As Lee and I lead up to our 10th Anniversary, I am chronicling some of the favorite memories of our years together. You can read our love story here.
By the fall of 1999, Lee and I were an official “item.” Although neither one of us could ever really call each other “boyfriend and girlfriend.” It sounded silly and trivial and we’d giggle every time we said it. We also felt very strange and junior high when we would walk and hold hands. Because we knew that marriage was imminent, it almost felt like hand holding and labeling trivialized our relationship.
When we returned for what would be my senior year at Baylor, Lee decided to go to the K-Life Board of Directors and tell them about our relationship and his intentions for it. Because he was on staff and I was a volunteer leader, technically we weren’t supposed to date. I was willing to step down as a volunteer if I needed to in order to officially date Lee, but I did not have to do that. The Board was not only supportive of Lee and I, they were excited for us. And for that entire school year, they really poured into us as a couple. What a blessing that was.
So we were free to move forward as an official couple, and move forward we did. Every available moment we had, we spent together. Because I was in my final year and it was kicking my tail academically, Lee and I spent a lot of time at Barnes and Noble – me studying, him staring dreamily at me…
Okay, not really – I think he usually prepared his K-Life talks or Bible studies, but I like to think that he was so distracted by my beauty that he got nothing done at all during that time.
For those of you who have been in Waco in the autumn, you will know that what I am about to write is no exaggeration. Every fall, Waco experienced what can only be described as the Plague of Crickets. Thousands upon thousands (maybe millions) of crickets would swarm the town, covering buildings, falling from the sky and altogether making my life a living hell.

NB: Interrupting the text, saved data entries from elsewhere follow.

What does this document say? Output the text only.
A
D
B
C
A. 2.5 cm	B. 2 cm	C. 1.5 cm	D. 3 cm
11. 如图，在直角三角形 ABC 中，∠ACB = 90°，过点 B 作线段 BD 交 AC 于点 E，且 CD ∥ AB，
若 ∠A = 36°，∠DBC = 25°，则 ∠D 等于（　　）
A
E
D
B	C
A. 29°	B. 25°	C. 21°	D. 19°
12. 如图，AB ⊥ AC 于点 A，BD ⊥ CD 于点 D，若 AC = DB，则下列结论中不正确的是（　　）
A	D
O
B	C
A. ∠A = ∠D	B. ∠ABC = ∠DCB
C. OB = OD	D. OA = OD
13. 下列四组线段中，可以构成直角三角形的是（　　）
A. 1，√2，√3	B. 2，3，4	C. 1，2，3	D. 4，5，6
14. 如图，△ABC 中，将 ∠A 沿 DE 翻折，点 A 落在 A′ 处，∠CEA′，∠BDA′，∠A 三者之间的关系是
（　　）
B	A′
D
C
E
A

I’ve told you about my unnatural fear of crickets here. This fear stems from my years as a Baylor student. And the fall of 1999 was the worst cricket infestation of all my years there. You couldn’t go anywhere without seeing one or 10,000 crickets. They were in restaurants, churches, libraries, classrooms – every-freakin’-where.
One evening, as Lee and I sat in a quiet corner of B & N studying and talking, I kept a wary eye on the crickets that were crawling on the wall next to us. It was at a particularly intense moment of conversation that I felt a tickle on my calf. I gasped and slapped at my leg, shaking my pants around a little. Lee laughed and called me paranoid and we moved on.
A moment later, I felt another tickle on the back of my knee. I yelped and shook my leg under the table. When no cricket came tumbling out, I decided that maybe I was being a little crazy. Until…
I felt something crawling on my thigh!
At this point I leapt to my feet in the silent but crowded book store where several people were studying and began hopping and dancing about as I stuck my hands down my pants and dug for the voyeristic little cricket. I finally felt my hands close around it and I snatched it out of my pants and threw it across the room with a scream.
I looked around to see all eyes on me and Lee doubled over in laughter. I gave a little smile and wave, then slowly sat back down all shaky and hot. Lee was still laughing. I glared at him and leaned forward.
“Lee,” I hissed. “Did you see that?”
“Lee!” I was desperate for him to understand the seriousness of the situation. I had just been viciously attacked, for crying out loud.
“That cricket was in my pants,” I stage whispered in horror.
Lee sat up and wiped his eyes, then looked straight at me. “Well,” he said with a grin. “Lucky cricket.”
My mouth dropped open and my face got hotter still. Then we both started cracking up.
And then we left…And I have had a severe Crickiphobia ever since.